2016A&A...594A..81P

We analyze new high spatial resolution (∼60pc) ALMA CO(2-1) observations of the isolated luminous infrared galaxy ESO 320-G030 (d=48Mpc) in combination with ancillary Hubble Space Telescope optical and near infrared (IR) imaging, as well as VLT/SINFONI near-IR integral field spectroscopy. We detect a high-velocity (∼450km/s) spatially resolved (size∼2.5kpc; dynamical time ∼3Myr) massive (∼10⁷M_☉; M∼2-8M_☉/yr) molecular outflow that has originated in the central ∼250pc.
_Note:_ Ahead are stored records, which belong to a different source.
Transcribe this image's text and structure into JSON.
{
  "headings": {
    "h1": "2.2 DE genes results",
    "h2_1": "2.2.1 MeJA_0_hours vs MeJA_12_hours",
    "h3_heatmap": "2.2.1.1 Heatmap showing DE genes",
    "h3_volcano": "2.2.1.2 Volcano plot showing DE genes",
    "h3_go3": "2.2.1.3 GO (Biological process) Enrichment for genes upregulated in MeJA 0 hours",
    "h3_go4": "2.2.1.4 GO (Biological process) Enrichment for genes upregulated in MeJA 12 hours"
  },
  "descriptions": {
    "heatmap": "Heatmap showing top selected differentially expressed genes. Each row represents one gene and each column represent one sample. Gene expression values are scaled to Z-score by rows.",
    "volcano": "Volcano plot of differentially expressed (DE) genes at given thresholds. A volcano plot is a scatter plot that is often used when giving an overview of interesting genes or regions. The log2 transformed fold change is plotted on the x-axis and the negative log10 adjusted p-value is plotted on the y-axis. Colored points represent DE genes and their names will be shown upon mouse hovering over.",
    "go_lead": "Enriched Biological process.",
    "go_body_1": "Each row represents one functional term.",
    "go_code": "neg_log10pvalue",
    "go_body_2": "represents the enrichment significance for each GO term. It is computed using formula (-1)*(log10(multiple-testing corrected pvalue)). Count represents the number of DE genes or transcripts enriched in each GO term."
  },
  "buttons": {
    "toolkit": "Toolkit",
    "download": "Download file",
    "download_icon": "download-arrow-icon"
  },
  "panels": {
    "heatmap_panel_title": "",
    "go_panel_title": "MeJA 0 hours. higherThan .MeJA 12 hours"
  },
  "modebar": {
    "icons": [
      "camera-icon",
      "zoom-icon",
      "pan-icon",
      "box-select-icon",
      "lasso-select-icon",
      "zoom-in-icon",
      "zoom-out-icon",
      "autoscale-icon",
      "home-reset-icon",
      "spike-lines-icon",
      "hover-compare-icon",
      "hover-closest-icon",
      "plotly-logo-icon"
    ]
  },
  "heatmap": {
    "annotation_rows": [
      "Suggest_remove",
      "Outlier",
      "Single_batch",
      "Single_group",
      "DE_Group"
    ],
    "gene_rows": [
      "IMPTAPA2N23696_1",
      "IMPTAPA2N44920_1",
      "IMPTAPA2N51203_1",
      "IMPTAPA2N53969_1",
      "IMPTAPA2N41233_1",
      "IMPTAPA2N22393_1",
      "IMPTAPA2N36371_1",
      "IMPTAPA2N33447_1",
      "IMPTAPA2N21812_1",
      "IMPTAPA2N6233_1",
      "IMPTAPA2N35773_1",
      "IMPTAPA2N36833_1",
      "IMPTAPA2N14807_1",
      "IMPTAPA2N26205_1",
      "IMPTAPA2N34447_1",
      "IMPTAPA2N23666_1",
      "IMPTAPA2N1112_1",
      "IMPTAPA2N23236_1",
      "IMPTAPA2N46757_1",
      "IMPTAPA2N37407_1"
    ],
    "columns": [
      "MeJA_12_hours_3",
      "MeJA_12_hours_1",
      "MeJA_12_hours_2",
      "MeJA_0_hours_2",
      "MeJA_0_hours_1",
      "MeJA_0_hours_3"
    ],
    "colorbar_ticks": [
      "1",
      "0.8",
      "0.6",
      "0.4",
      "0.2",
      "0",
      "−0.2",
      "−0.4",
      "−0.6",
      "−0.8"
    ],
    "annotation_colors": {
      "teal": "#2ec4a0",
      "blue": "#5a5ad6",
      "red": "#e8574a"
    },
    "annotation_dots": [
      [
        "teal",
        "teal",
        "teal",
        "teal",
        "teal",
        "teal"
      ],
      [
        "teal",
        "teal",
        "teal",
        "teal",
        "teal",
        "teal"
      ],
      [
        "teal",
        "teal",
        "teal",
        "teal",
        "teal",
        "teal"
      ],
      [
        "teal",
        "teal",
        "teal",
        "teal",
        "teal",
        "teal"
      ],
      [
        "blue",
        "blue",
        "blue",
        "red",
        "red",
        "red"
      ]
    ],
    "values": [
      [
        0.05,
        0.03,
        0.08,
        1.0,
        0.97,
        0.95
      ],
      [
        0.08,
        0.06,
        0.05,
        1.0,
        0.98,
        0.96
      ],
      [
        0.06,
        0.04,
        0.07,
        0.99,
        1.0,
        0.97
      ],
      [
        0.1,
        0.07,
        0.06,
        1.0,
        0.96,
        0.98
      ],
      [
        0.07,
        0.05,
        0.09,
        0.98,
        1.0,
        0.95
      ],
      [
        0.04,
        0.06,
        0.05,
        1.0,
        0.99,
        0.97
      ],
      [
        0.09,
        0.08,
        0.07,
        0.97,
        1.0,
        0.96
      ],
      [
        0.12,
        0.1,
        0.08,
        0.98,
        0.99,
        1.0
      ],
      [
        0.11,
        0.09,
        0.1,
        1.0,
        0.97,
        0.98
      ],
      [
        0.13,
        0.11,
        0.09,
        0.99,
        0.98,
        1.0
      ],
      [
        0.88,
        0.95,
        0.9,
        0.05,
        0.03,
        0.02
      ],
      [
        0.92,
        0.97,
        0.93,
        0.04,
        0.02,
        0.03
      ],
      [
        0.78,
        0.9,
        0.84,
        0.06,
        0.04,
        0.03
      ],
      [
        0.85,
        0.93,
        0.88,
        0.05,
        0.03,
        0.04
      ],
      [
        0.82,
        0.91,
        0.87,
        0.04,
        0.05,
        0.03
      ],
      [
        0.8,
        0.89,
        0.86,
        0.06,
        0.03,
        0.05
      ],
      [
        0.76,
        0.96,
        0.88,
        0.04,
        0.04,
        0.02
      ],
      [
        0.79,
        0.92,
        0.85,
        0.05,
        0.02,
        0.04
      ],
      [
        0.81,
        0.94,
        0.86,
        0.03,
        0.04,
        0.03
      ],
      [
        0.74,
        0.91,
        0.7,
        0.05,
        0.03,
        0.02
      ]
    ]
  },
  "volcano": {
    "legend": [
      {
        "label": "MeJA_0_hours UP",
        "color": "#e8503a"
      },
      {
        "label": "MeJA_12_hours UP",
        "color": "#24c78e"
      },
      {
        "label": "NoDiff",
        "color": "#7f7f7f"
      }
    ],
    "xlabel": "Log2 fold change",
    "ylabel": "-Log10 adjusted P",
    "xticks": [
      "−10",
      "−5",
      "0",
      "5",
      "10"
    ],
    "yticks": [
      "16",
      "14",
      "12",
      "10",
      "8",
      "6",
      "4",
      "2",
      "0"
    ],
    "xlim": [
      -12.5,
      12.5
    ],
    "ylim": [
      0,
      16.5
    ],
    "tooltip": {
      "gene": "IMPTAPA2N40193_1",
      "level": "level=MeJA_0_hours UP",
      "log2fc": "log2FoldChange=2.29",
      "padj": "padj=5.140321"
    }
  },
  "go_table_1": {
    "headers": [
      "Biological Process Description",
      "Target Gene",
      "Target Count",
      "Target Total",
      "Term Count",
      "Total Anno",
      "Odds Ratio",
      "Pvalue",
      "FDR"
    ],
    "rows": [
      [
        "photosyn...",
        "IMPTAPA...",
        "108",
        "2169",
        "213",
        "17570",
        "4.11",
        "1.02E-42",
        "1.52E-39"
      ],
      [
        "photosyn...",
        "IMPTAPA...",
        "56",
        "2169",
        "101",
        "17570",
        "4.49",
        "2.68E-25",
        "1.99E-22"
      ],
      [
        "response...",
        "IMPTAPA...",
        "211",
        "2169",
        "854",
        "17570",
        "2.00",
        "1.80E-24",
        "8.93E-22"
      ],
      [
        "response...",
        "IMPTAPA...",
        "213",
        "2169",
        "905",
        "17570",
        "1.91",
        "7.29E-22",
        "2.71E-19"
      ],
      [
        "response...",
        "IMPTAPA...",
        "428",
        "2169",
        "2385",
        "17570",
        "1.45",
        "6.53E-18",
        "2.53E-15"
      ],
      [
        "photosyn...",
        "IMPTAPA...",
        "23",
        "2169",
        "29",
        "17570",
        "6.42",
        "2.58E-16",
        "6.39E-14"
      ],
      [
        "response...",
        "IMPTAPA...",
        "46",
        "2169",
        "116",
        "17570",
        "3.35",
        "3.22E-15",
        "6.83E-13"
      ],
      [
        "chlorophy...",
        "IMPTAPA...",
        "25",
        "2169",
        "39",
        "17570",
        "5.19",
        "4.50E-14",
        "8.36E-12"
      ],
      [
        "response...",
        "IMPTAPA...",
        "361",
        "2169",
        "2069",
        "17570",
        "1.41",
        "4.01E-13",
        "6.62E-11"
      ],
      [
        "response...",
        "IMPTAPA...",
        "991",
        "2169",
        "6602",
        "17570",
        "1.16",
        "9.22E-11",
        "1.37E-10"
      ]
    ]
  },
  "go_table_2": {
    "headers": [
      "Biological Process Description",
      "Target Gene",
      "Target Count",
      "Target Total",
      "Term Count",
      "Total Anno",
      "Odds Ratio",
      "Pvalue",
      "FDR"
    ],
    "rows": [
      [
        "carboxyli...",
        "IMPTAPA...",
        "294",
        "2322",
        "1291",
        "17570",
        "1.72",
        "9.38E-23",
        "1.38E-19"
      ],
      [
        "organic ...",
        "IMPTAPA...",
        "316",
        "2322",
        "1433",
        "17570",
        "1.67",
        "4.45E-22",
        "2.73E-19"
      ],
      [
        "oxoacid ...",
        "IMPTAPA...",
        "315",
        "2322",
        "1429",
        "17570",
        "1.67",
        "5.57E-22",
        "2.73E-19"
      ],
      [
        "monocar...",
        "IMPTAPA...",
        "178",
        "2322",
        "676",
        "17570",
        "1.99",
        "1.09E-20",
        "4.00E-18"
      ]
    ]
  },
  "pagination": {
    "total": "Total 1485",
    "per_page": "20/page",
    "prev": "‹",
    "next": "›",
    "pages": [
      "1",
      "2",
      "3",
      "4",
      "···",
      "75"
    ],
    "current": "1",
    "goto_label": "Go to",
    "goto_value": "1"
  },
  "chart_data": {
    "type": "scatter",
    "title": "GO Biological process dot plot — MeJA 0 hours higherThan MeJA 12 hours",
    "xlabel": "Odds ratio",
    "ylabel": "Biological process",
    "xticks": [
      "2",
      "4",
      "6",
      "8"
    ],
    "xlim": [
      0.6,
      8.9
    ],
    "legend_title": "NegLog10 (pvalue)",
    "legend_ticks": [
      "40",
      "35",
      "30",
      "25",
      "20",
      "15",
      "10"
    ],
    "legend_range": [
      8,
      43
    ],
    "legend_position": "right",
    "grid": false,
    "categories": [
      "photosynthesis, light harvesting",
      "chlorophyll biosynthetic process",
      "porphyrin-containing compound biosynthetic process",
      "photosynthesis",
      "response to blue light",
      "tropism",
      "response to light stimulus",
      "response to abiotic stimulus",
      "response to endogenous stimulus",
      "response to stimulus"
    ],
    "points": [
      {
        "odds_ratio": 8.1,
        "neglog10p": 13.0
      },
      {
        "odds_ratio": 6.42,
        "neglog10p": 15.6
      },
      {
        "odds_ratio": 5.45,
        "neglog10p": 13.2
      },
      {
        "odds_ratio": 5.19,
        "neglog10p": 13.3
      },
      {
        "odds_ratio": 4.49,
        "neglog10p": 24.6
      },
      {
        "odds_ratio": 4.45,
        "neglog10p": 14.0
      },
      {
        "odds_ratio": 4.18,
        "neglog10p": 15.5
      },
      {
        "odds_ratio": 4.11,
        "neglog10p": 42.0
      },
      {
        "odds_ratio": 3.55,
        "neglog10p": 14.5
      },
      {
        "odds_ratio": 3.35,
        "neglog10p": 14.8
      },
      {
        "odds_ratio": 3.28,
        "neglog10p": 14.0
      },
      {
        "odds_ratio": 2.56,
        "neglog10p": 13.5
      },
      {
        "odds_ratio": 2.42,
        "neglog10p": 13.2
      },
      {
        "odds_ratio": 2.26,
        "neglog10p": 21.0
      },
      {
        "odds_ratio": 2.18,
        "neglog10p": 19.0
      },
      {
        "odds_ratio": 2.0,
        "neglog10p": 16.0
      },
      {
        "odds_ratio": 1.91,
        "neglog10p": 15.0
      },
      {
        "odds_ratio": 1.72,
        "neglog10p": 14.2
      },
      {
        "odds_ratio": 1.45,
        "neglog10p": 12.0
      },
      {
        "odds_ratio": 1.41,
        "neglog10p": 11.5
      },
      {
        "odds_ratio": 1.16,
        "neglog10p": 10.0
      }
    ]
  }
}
We observe a clumpy structure in the outflowing cold molecular gas with clump sizes between 60 and 150pc and masses between 10^5.5 and 10^6.4M_☉. The mass of the clumps decreases with increasing distance, while the velocity is approximately constant. Therefore, both the momentum and kinetic energy of the clumps decrease outwards. In the innermost (∼100pc) part of the outflow, we measure a hot-to-cold molecular gas ratio of 7x10^–5, which is similar to that measured in other resolved molecular outflows. We do not find evidence of an ionized phase in this outflow. The nuclear IR and radio properties are compatible with strong and highly obscured star-formation (A_k∼4.6mag; star formation rate ∼15M_☉/yr). We do not find any evidence for the presence of an active galactic nucleus. We estimate that supernova explosions in the nuclear starburst (ν_SN∼0.2yr^–1) can power the observed molecular outflow. The kinetic energy and radial momentum of the cold molecular phase of the outflow correspond to about 2% and 20%, respectively, of the supernovae output. The cold molecular outflow velocity is lower than the escape velocity, so the gas will likely return to the galaxy disk. The mass loading factor is ∼0.1-0.5, so the negative feedback owing to this star-formation-powered molecular outflow is probably limited.